Correlated vibrations in ion-pair dynamics in mechanoactivation identify functional domains of force-dependent titin kinase

Titin kinase is a mechanoenzyme, whose activity is activated by mechanical stretching and binding of calcium sensors. Stretching causes local and global conformational changes of secondary structures and complex movements of ion pairs and transient formations of salt bridges. This paper applies the adaptive time series analysis approach to study the mechanical responses of ion-pair movements to stretch unfolding through steered molecular dynamics (SMD) simulations, focusing on the ion-pair dynamics of mechanoactivation obtained from the SMD trajectories.
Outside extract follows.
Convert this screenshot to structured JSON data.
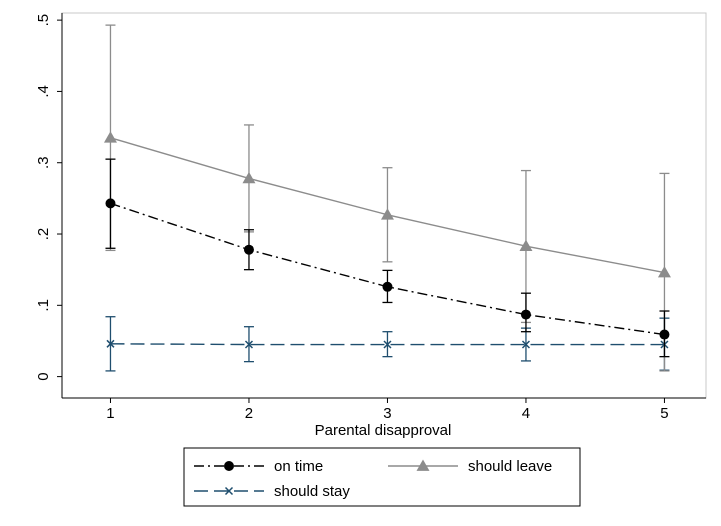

Temporal correlation analysis of the ion-pair time series shows that the activation process involves changes of secondary structure. Spectral analysis defined several groups and subgroups of the ion pairs with vibrational damping/resonance in the scale of ∼0.5 Å, corresponding to vibrational modes of chemical bonds. Examination of these groups revealed the locations or neighboring structures of the autoinhibitory loop, ATP binding cleft, catalytic loop, and P+1 loop, all key functional domains of this kinase. We propose that the correlated vibrations of subgroups of ion pairs have significant correlations with functional domains, which can be used to identify, a priori, special functional and structural features of folded proteins.